Le silence fut immédiat. Puis McGonagall, assise droite à sa gauche, se tourna brusquement vers lui.
— Albus… ce sont des enfants.
— Certains de ces enfants sont plus lucides que bien des sorciers adultes, répondit Dumbledore sans hausser le ton. Et ils seront directement concernés. Nous n'avons pas le luxe de les protéger par ignorance.
Hermione resta silencieuse un instant, le regard baissé, avant de poser sa voix dans la conversation :
— Minerva a raison de s'inquiéter. Mais vous avez raison aussi, professeur. C'est pourquoi je propose une alternative.
Tous les regards se tournèrent vers elle.

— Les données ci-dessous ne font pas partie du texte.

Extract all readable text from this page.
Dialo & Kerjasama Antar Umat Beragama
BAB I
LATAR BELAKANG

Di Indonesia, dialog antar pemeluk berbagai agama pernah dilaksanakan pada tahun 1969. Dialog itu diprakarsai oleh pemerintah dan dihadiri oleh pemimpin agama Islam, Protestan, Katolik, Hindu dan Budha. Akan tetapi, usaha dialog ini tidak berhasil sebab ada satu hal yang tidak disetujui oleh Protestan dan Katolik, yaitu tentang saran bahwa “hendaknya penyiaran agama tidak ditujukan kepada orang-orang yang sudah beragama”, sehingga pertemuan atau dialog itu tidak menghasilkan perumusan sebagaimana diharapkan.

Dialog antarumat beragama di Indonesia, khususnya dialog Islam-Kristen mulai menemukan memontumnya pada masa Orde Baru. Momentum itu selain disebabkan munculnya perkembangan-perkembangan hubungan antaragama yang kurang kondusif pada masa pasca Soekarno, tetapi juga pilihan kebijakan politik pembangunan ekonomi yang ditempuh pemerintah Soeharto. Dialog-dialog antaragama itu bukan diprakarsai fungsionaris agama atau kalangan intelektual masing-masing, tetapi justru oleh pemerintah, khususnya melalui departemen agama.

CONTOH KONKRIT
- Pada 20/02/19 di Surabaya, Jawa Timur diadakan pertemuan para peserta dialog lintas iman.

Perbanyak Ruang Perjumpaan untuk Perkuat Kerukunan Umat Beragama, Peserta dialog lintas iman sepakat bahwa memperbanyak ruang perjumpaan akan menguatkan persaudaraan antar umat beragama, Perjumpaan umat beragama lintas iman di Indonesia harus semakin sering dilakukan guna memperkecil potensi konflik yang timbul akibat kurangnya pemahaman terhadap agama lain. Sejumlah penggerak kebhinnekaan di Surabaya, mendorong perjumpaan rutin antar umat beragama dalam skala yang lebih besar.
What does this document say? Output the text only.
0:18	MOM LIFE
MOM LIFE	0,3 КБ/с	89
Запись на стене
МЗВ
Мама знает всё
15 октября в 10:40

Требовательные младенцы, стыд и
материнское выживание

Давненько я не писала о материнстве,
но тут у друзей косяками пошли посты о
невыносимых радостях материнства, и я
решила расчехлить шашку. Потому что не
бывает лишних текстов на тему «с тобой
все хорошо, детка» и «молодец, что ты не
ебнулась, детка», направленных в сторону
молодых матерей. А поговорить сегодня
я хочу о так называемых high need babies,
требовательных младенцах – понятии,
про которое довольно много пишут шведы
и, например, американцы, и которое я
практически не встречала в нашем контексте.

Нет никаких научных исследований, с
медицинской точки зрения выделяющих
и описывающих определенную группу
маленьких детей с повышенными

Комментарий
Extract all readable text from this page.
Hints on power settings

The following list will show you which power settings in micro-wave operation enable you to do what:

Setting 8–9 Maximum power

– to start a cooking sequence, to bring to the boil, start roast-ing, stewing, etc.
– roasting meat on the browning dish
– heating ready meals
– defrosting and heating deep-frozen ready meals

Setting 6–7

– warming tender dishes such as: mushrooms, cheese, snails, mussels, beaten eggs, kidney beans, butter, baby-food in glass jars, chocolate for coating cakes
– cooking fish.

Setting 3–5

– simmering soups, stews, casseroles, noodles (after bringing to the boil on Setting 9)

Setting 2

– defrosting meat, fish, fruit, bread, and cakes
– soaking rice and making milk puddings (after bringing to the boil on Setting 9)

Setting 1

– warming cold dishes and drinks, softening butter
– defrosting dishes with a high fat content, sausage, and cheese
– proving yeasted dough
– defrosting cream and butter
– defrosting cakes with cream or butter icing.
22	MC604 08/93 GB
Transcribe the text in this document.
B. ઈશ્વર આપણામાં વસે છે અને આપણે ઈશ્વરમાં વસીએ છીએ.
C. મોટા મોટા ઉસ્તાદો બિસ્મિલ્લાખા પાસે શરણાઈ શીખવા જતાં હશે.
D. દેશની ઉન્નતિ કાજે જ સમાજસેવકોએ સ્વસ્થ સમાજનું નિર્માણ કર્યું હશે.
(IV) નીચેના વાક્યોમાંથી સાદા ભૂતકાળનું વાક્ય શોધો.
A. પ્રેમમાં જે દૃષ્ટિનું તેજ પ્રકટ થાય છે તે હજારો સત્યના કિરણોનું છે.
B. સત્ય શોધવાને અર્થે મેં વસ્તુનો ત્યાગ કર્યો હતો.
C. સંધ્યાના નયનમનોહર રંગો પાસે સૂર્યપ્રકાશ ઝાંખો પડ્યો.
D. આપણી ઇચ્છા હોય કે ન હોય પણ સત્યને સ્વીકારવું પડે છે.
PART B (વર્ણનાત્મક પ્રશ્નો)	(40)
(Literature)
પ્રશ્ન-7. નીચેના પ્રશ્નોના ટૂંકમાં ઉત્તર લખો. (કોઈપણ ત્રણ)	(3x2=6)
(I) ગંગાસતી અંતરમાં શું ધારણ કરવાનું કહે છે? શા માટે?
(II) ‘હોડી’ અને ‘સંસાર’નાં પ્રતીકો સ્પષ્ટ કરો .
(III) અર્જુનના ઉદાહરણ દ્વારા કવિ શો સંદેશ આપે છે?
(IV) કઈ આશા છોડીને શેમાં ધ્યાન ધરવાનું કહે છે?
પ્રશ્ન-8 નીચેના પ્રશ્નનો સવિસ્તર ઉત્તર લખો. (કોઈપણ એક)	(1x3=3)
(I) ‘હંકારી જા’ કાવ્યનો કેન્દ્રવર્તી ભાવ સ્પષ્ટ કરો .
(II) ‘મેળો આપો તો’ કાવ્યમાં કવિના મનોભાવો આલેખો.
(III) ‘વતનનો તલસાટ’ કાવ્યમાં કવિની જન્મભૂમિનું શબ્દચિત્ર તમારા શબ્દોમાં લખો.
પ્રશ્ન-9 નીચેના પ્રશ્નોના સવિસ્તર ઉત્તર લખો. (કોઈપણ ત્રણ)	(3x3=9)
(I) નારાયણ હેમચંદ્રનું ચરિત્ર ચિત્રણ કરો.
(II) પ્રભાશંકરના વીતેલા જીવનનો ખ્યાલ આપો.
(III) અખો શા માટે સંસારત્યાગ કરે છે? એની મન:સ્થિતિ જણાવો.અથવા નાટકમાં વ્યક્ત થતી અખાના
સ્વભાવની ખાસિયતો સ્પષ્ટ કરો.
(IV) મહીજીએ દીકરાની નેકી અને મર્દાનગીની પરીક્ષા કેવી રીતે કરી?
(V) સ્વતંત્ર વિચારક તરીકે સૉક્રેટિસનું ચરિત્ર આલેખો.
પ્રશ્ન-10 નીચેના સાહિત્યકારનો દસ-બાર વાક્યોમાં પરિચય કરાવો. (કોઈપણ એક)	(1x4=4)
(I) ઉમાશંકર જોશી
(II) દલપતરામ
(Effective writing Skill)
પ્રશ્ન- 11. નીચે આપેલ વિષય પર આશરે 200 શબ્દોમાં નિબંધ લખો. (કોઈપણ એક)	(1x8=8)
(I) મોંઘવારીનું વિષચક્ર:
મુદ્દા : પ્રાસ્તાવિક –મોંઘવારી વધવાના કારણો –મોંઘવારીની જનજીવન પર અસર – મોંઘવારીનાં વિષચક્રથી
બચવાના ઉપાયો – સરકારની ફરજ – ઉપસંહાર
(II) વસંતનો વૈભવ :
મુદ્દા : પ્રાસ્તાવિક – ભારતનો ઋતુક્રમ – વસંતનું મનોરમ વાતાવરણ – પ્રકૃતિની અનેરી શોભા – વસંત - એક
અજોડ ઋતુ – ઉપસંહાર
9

— Et si nous les formions… à la manière d'un apprentissage parallèle ? Défense, stratégie, esprit critique. Mais sans leur parler directement de l'Ordre. Pas encore. Lorsqu'ils quitteront Poudlard, alors ils auront le choix. En connaissance de cause. Pas avant.
McGonagall sembla hésiter, sa mâchoire serrée.
— Et qui décidera de ceux qui sont "dignes" d'être formés ? interrogea-t-elle.
— Ils se révéleront d'eux-mêmes, répondit Hermione doucement. Comme nous l'avons fait, autrefois. Il ne s'agira pas de favoritisme, mais de responsabilité. Nous devons simplement… leur ouvrir une porte.
Un court silence suivit. Puis Dumbledore acquiesça d'un hochement lent de la tête.
— Soit. C'est une approche raisonnable. Miss Granger, je vous charge d'évaluer discrètement les élèves. Vous ne serez pas seule. Franck, Alice, Marlene… vous aurez l'œil.
Il se redressa ensuite, l'air soudain plus grave.
— En attendant, une mission nous attend. Les rumeurs concernant un artefact disparu dans les ruines de Caer Dallben s'intensifient. Un objet ancien, maudit, qui pourrait être entre les mains des partisans de Voldemort.
— Quelle sorte d'objet ? demanda Maugrey en se penchant en avant.
— Un médaillon. Noir. Inflexible à la magie classique. Il pourrait être bien plus qu'une simple relique.
Hermione sentit un frisson glacé courir le long de son dos. Ce médaillon, elle en avait entendu parler. Trop de fois.
— Je veux un petit groupe, poursuivit Dumbledore. Discret, rapide. Hermione, Franck, Emmeline. Vous partez demain matin.
McGonagall inspira lentement, visiblement contrariée. Mais elle ne dit rien. Pas tout de suite.
Hermione croisa son regard, et dans celui de Minerva, elle lut ce qu'elle ne disait pas : la peur de perdre encore.
Mais ce combat, elles le mèneraient ensemble — sur deux fronts : celui de la guerre qui s'approche… et celui des jeunes qu'il fallait protéger, sans les aveugler.